The 5 Science goals of the CASES-99 Experiment

    1. to provide a time history of internal gravity waves, KH shear instabilities, and turbulence events in the nighttime stable boundary layer, and to evaluate the relative contributions to intermittent heat, moisture and momentum fluxes that can be associated with these phenomena. Sources of turbulence bursts include, but are not restricted to, surface and elevated shear layers and KH instability, internal gravity waves within the stable boundary layer, drainage currents, and surface vortex shedding.
    2. to measure heat and momentum fluxes and their divergences accompanying the events contributing to turbulence, transports, and mixing throughout the nocturnal boundary layer, and especially within the surface layer (~ 10 to 20 m), to assess the departures from similarity theory under weakly stable and very stable conditions.
    3. to define the relative importance of surface heterogeneity, particularly under very stable light wind conditions, on the initiation of shallow drainage currents (O [10m]), and the horizontal and vertical transports that accompany such boundary undulations.

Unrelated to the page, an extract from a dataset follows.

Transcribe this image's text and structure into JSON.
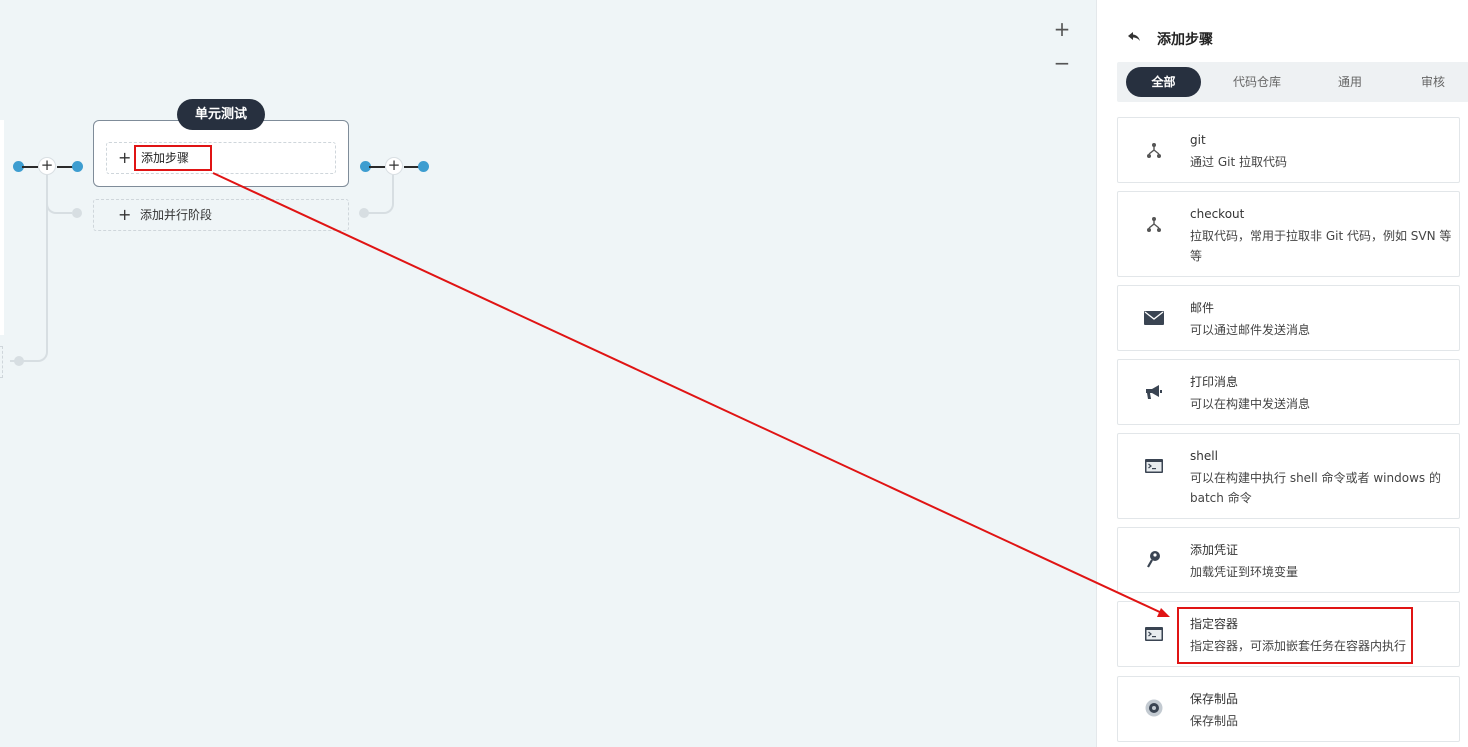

    4. * This science goal may be dropped pending the involvement of certain scientists as of May, 1999) *
    5. to improve our current understanding of the diffusion, dispersion, meandering and concentration fluctuations of plumes that emanate from ground-based and, possibly, elevated sources, during both clear and cloud-topped nocturnal boundary layer conditions.
    6. to acquire data during the transition from a convective to a stable boundary layer regime and vice-versa to compare with existing models of this transition, and to assess the role of this transition period in the initiation of inertial oscillations and the enhancement of low-level jets ~ 100-300 m above the surface.